While the article ends on a wistful note about the social good of having the liberal arts university, it's by way of backhanded praise of "quirky small university presses" and "Mughal textile historians," implying that there's a division between Very Serious Studies™ (like business, economics, hard sciences, and trade school subjects) and useless-but-quaint studies (everything else).

Follow the Money

It's important to see exactly from whence the author, Kevin Carey, is coming. Carey is the policy director at Education Sector, an inside-the-beltway think tank. Check out where it gets its money: free-marketeers like The Gates Foundation, CityBridge Foundation, KnowledgeWorks Foundation, and the Rodel Foundation. Education Sector pushes hard for charter schools, rigid performance testing of teachers (with an extra middle finger to teacher unions usually tacked on), standardized testing of students, and the implementation of other market-oriented "reforms" in both K-12 and higher education.

A Better Alternative?

Education Sector isn't the only, and certainly not the first, to endorse the Walmart-ization of higher ed. Back in April we covered Brigham Young professor David Wiley, who is pushing very similar "reform" Kool-Aid.
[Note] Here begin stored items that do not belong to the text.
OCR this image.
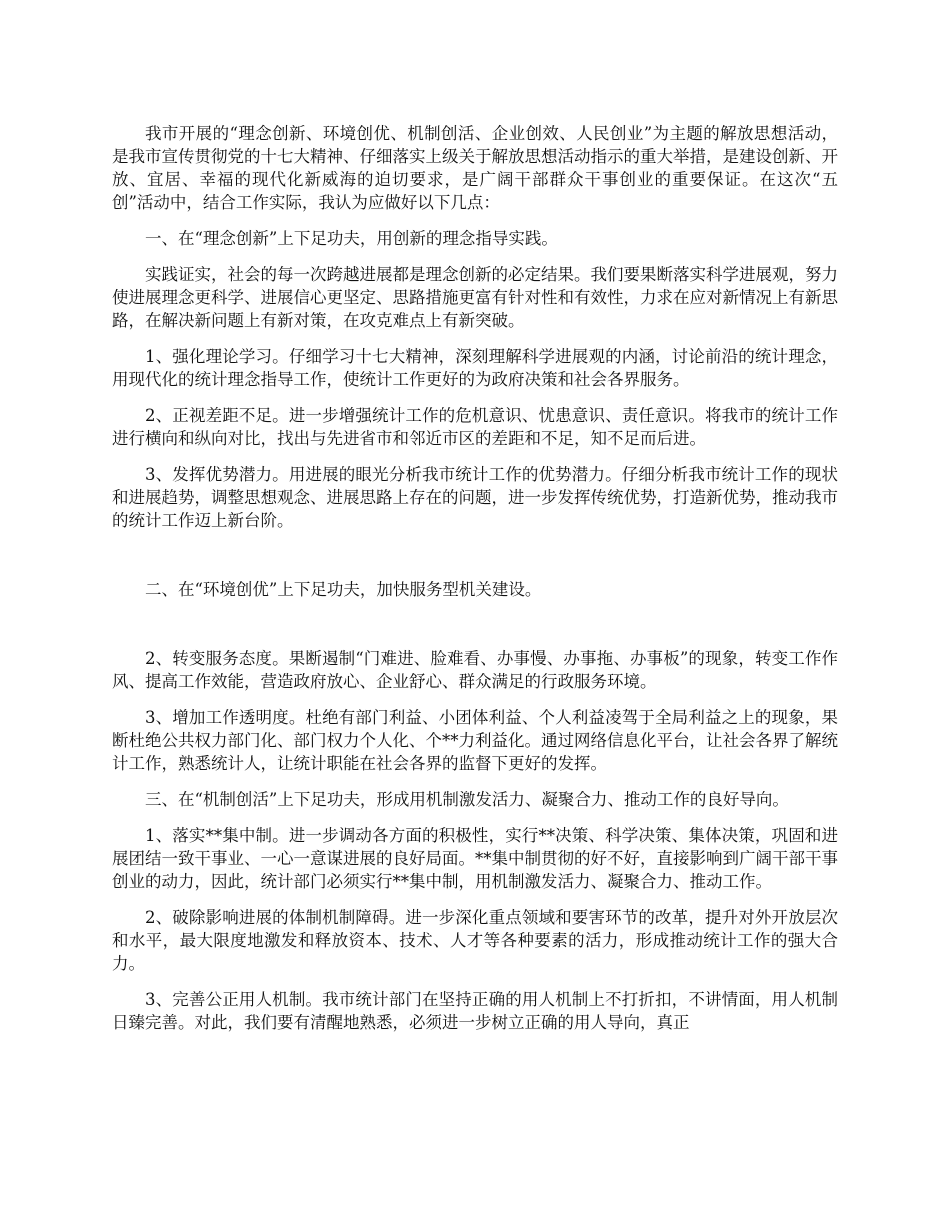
我市开展的“理念创新、环境创优、机制创活、企业创效、人民创业”为主题的解放思想活动，是我市宣传贯彻党的十七大精神、仔细落实上级关于解放思想活动指示的重大举措，是建设创新、开放、宜居、幸福的现代化新威海的迫切要求，是广阔干部群众干事创业的重要保证。在这次“五创”活动中，结合工作实际，我认为应做好以下几点：

一、在“理念创新”上下足功夫，用创新的理念指导实践。

实践证实，社会的每一次跨越进展都是理念创新的必定结果。我们要果断落实科学进展观，努力使进展理念更科学、进展信心更坚定、思路措施更富有针对性和有效性，力求在应对新情况上有新思路，在解决新问题上有新对策，在攻克难点上有新突破。

1、强化理论学习。仔细学习十七大精神，深刻理解科学进展观的内涵，讨论前沿的统计理念，用现代化的统计理念指导工作，使统计工作更好的为政府决策和社会各界服务。

2、正视差距不足。进一步增强统计工作的危机意识、忧患意识、责任意识。将我市的统计工作进行横向和纵向对比，找出与先进省市和邻近市区的差距和不足，知不足而后进。

3、发挥优势潜力。用进展的眼光分析我市统计工作的优势潜力。仔细分析我市统计工作的现状和进展趋势，调整思想观念、进展思路上存在的问题，进一步发挥传统优势，打造新优势，推动我市的统计工作迈上新台阶。

二、在“环境创优”上下足功夫，加快服务型机关建设。

2、转变服务态度。果断遏制“门难进、脸难看、办事慢、办事拖、办事板”的现象，转变工作作风、提高工作效能，营造政府放心、企业舒心、群众满足的行政服务环境。

3、增加工作透明度。杜绝有部门利益、小团体利益、个人利益凌驾于全局利益之上的现象，果断杜绝公共权力部门化、部门权力个人化、个**力利益化。通过网络信息化平台，让社会各界了解统计工作，熟悉统计人，让统计职能在社会各界的监督下更好的发挥。

三、在“机制创活”上下足功夫，形成用机制激发活力、凝聚合力、推动工作的良好导向。

1、落实**集中制。进一步调动各方面的积极性，实行**决策、科学决策、集体决策，巩固和进展团结一致干事业、一心一意谋进展的良好局面。**集中制贯彻的好不好，直接影响到广阔干部干事创业的动力，因此，统计部门必须实行**集中制，用机制激发活力、凝聚合力、推动工作。

2、破除影响进展的体制机制障碍。进一步深化重点领域和要害环节的改革，提升对外开放层次和水平，最大限度地激发和释放资本、技术、人才等各种要素的活力，形成推动统计工作的强大合力。

3、完善公正用人机制。我市统计部门在坚持正确的用人机制上不打折扣，不讲情面，用人机制日臻完善。对此，我们要有清醒地熟悉，必须进一步树立正确的用人导向，真正
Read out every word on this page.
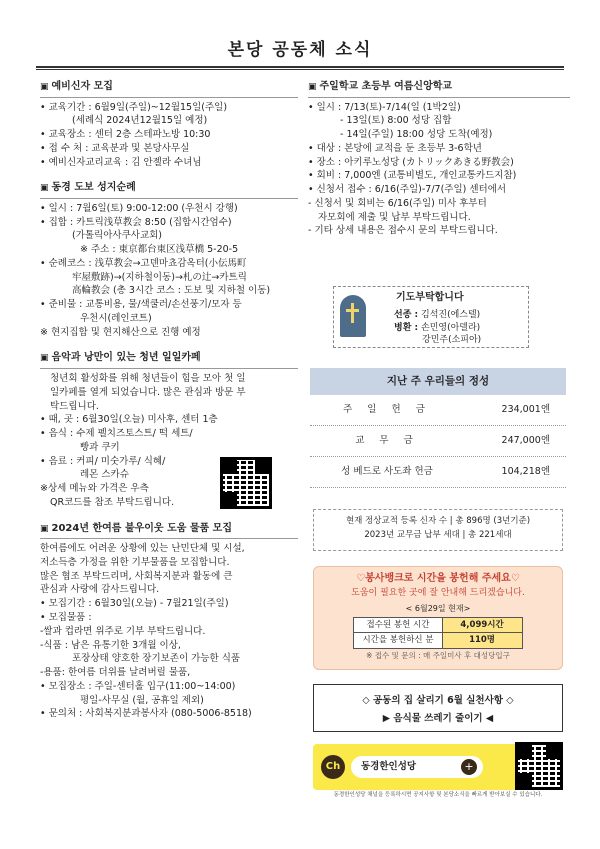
본당 공동체 소식
▣ 예비신자 모집
• 교육기간 : 6월9일(주일)~12월15일(주일)
(세례식 2024년12월15일 예정)
• 교육장소 : 센터 2층 스테파노방 10:30
• 접 수 처 : 교육분과 및 본당사무실
• 예비신자교리교육 : 김 안젤라 수녀님
▣ 동경 도보 성지순례
• 일시 : 7월6일(토) 9:00-12:00 (우천시 강행)
• 집합 : 카트릭浅草教会 8:50 (집합시간엄수)
(가톨릭아사쿠사교회)
※ 주소 : 東京都台東区浅草橋 5-20-5
• 순례코스 : 浅草教会→고덴마쵸감옥터(小伝馬町
牢屋敷跡)→(지하철이동)→札の辻→카트릭
高輪教会 (총 3시간 코스 : 도보 및 지하철 이동)
• 준비물 : 교통비용, 물/색쿨러/손선풍기/모자 등
우천시(레인코트)
※ 현지집합 및 현지해산으로 진행 예정
▣ 음악과 낭만이 있는 청년 일일카페
청년회 활성화를 위해 청년들이 힘을 모아 첫 일
일카페를 열게 되었습니다. 많은 관심과 방문 부
탁드립니다.
• 때, 곳 : 6월30일(오늘) 미사후, 센터 1층
• 음식 : 수제 펠치즈토스트/ 떡 세트/
빵과 쿠키
• 음료 : 커피/ 미숫가루/ 식혜/
레몬 스카슈
※상세 메뉴와 가격은 우측
QR코드를 참조 부탁드립니다.
▣ 2024년 한여름 불우이웃 도움 물품 모집
한여름에도 어려운 상황에 있는 난민단체 및 시설,
저소득층 가정을 위한 기부물품을 모집합니다.
많은 협조 부탁드리며, 사회복지분과 활동에 큰
관심과 사랑에 감사드립니다.
• 모집기간 : 6월30일(오늘) - 7월21일(주일)
• 모집물품 :
-쌀과 컵라면 위주로 기부 부탁드립니다.
-식품 : 남은 유통기한 3개월 이상,
포장상태 양호한 장기보존이 가능한 식품
-용품: 한여름 더위를 날려버릴 물품,
• 모집장소 : 주일-센터홀 입구(11:00~14:00)
평일-사무실 (월, 공휴일 제외)
• 문의처 : 사회복지분과봉사자 (080-5006-8518)
▣ 주일학교 초등부 여름신앙학교
• 일시 : 7/13(토)-7/14(일 (1박2일)
- 13일(토) 8:00 성당 집합
- 14일(주일) 18:00 성당 도착(예정)
• 대상 : 본당에 교적을 둔 초등부 3-6학년
• 장소 : 아키루노성당 (カトリックあきる野教会)
• 회비 : 7,000엔 (교통비별도, 개인교통카드지참)
• 신청서 접수 : 6/16(주일)-7/7(주일) 센터에서
- 신청서 및 회비는 6/16(주일) 미사 후부터
자모회에 제출 및 납부 부탁드립니다.
- 기타 상세 내용은 접수시 문의 부탁드립니다.
기도부탁합니다
선종 : 김석진(에스텔)
병환 : 손민영(아델라)
강민주(소피아)
지난 주 우리들의 정성
주 일 헌 금	234,001엔
교 무 금	247,000엔
성 베드로 사도좌 헌금	104,218엔
현재 정상교적 등록 신자 수 | 총 896명 (3년기준)
2023년 교무금 납부 세대 | 총 221세대
♡봉사뱅크로 시간을 봉헌해 주세요♡
도움이 필요한 곳에 잘 안내해 드리겠습니다.
< 6월29일 현재>
접수된 봉헌 시간	4,099시간
시간을 봉헌하신 분	110명
※ 접수 및 문의 : 매 주일미사 후 대성당입구
◇ 공동의 집 살리기 6월 실천사항 ◇
▶ 음식물 쓰레기 줄이기 ◀
Ch	동경한인성당	+
동경한인성당 채널을 등록하시면 공지사항 및 본당소식을 빠르게 받아보실 수 있습니다.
The funny thing is that it's the introduction of corporate models and thinking into the university that's fueled both the spiraling tuition cost and the perma-temping of faculty (which can result in lackluster 101 courses). Coincidentally enough, that's the same culprit when it comes to newspapers going under, which Carey uses for comparison.

The solution offered by StraighterLine and its ilk seems to be "look at these caricatured subpar offerings of universities: we can give you the same crappy quality, but cheaper!" The actual solution isn't to package online quizzes as "curriculum," but to democratize the university - put it back in the hands of students and faculty. The few truly idiotic expenditures that Carey correctly points out ("vainglorious building projects, money-sucking sports programs") would likely never happen if those at the reins of the university were its actual constituents, instead of being run and overseen by the very class of Wall Street denizens from which Carey eagerly awaits salvation.
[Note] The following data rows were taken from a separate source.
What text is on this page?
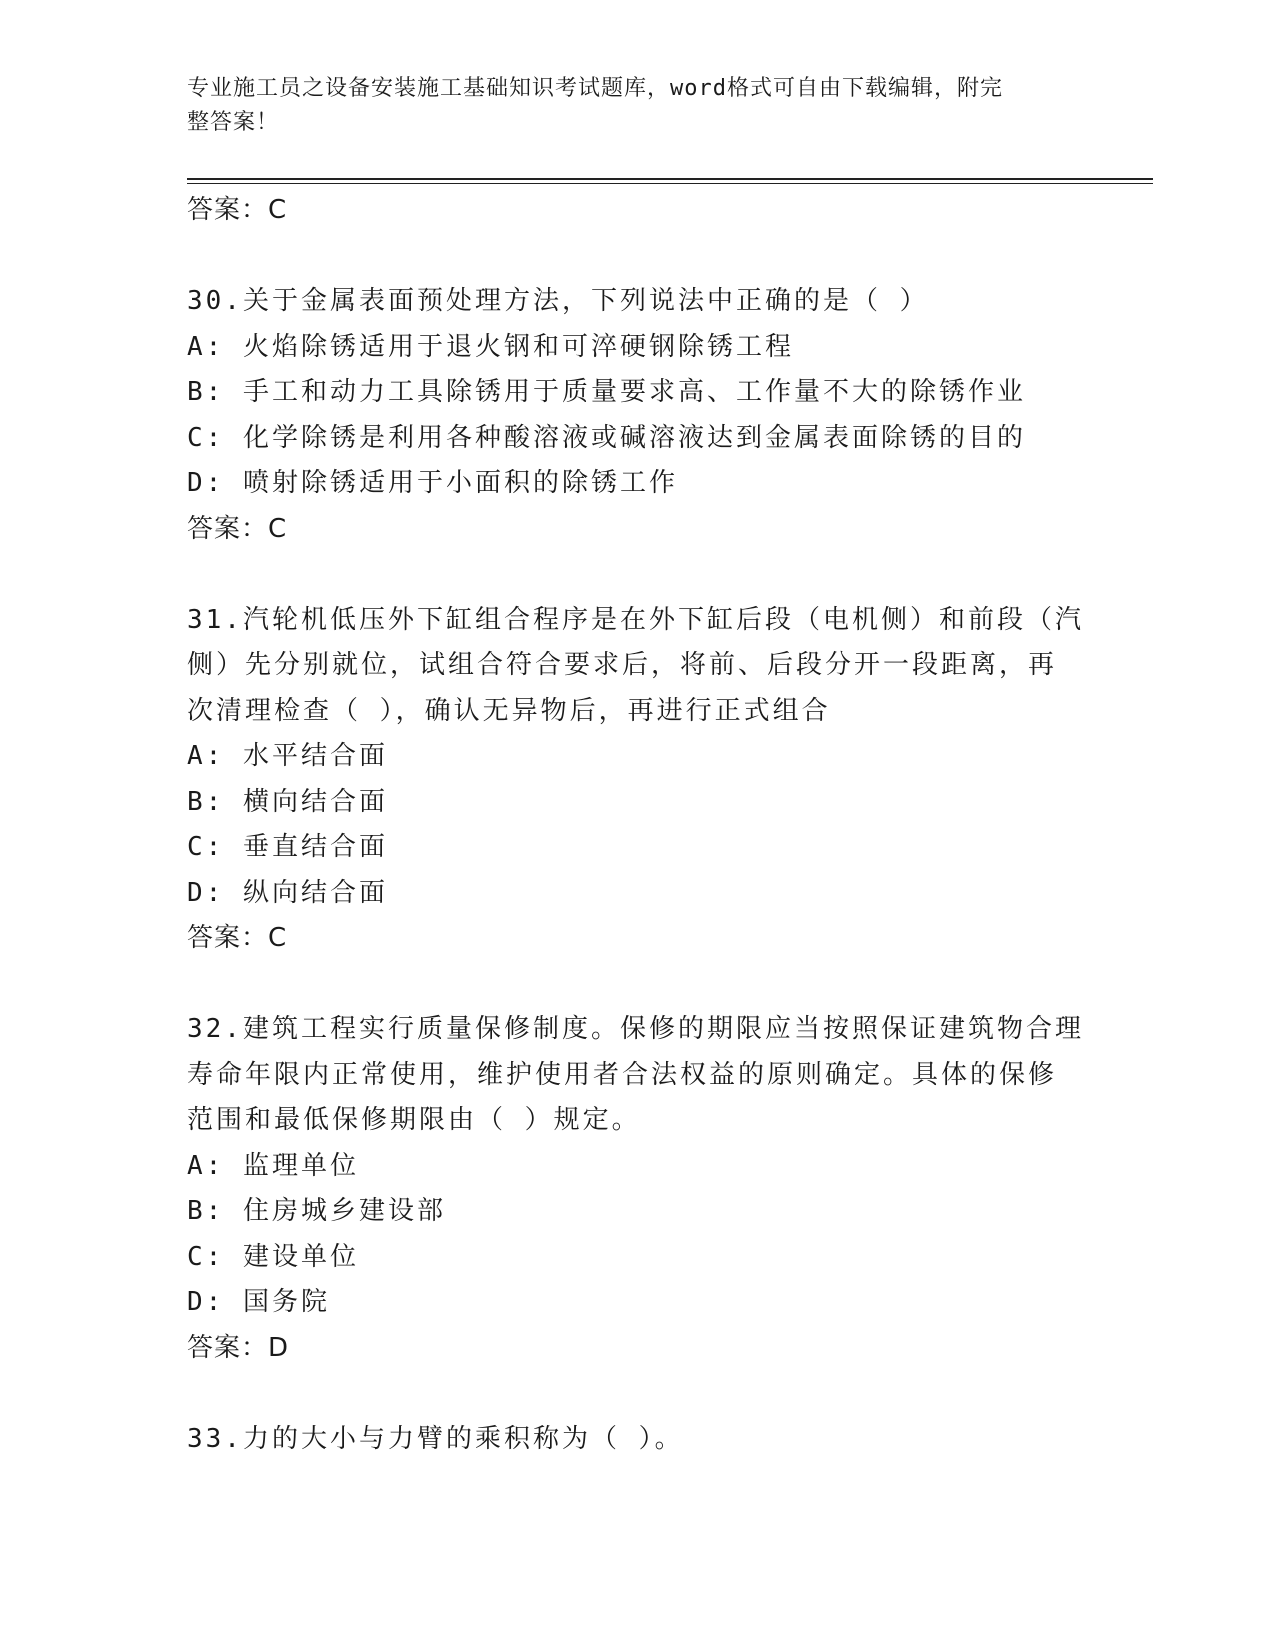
专业施工员之设备安装施工基础知识考试题库，word格式可自由下载编辑，附完
整答案！
答案：C
30.关于金属表面预处理方法，下列说法中正确的是（ ）
A: 火焰除锈适用于退火钢和可淬硬钢除锈工程
B: 手工和动力工具除锈用于质量要求高、工作量不大的除锈作业
C: 化学除锈是利用各种酸溶液或碱溶液达到金属表面除锈的目的
D: 喷射除锈适用于小面积的除锈工作
答案：C
31.汽轮机低压外下缸组合程序是在外下缸后段（电机侧）和前段（汽
侧）先分别就位，试组合符合要求后，将前、后段分开一段距离，再
次清理检查（ ），确认无异物后，再进行正式组合
A: 水平结合面
B: 横向结合面
C: 垂直结合面
D: 纵向结合面
答案：C
32.建筑工程实行质量保修制度。保修的期限应当按照保证建筑物合理
寿命年限内正常使用，维护使用者合法权益的原则确定。具体的保修
范围和最低保修期限由（ ）规定。
A: 监理单位
B: 住房城乡建设部
C: 建设单位
D: 国务院
答案：D
33.力的大小与力臂的乘积称为（ ）。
Update: I forgot to mention this delightful tidbit:

Ivy League and other elite institutions will be relatively unaffected, because they’re selling a product that’s always scarce and never cheap: prestige. Small liberal arts colleges will also endure, because the traditional model—teachers and students learning together in a four-year idyll—is still the best, and some people will always be willing and able to pay for it.

That's right! The rich kids will get to keep their decent educations - reallycheapdiplomas.com will more than suffice for working class kids, right?

Comments

1

Thanks for writing this piece, I think you've really nailed this one. Walmart U isn't going to do anything for the for-profit education sector. Who is going to pay $40K for a degree from Walmart? And while they claim they will offer low prices, it doesn't matter if you pay $10 or $1000 if what you are buying is worthless - it can never be a good deal. You cannot move from selling shampoo and diapers to higher education - it is completely illogical. It's unfortunate that Walmart's lowly paid employees are probably going to see this as their only option. It remains to be seen if their employees could even afford Walmart's tuition. There are plenty of great options out there for students who need flexibility in an online program and who want a degree that means something to employers. We work with a handful of great online schools who value student input and design challenging curriculum. It's true that many online colleges use adjunct faculty but the best maintain a core of full-time faculty to oversee curriculum and student success strategies. Again thanks for writing about this important issue in higher education!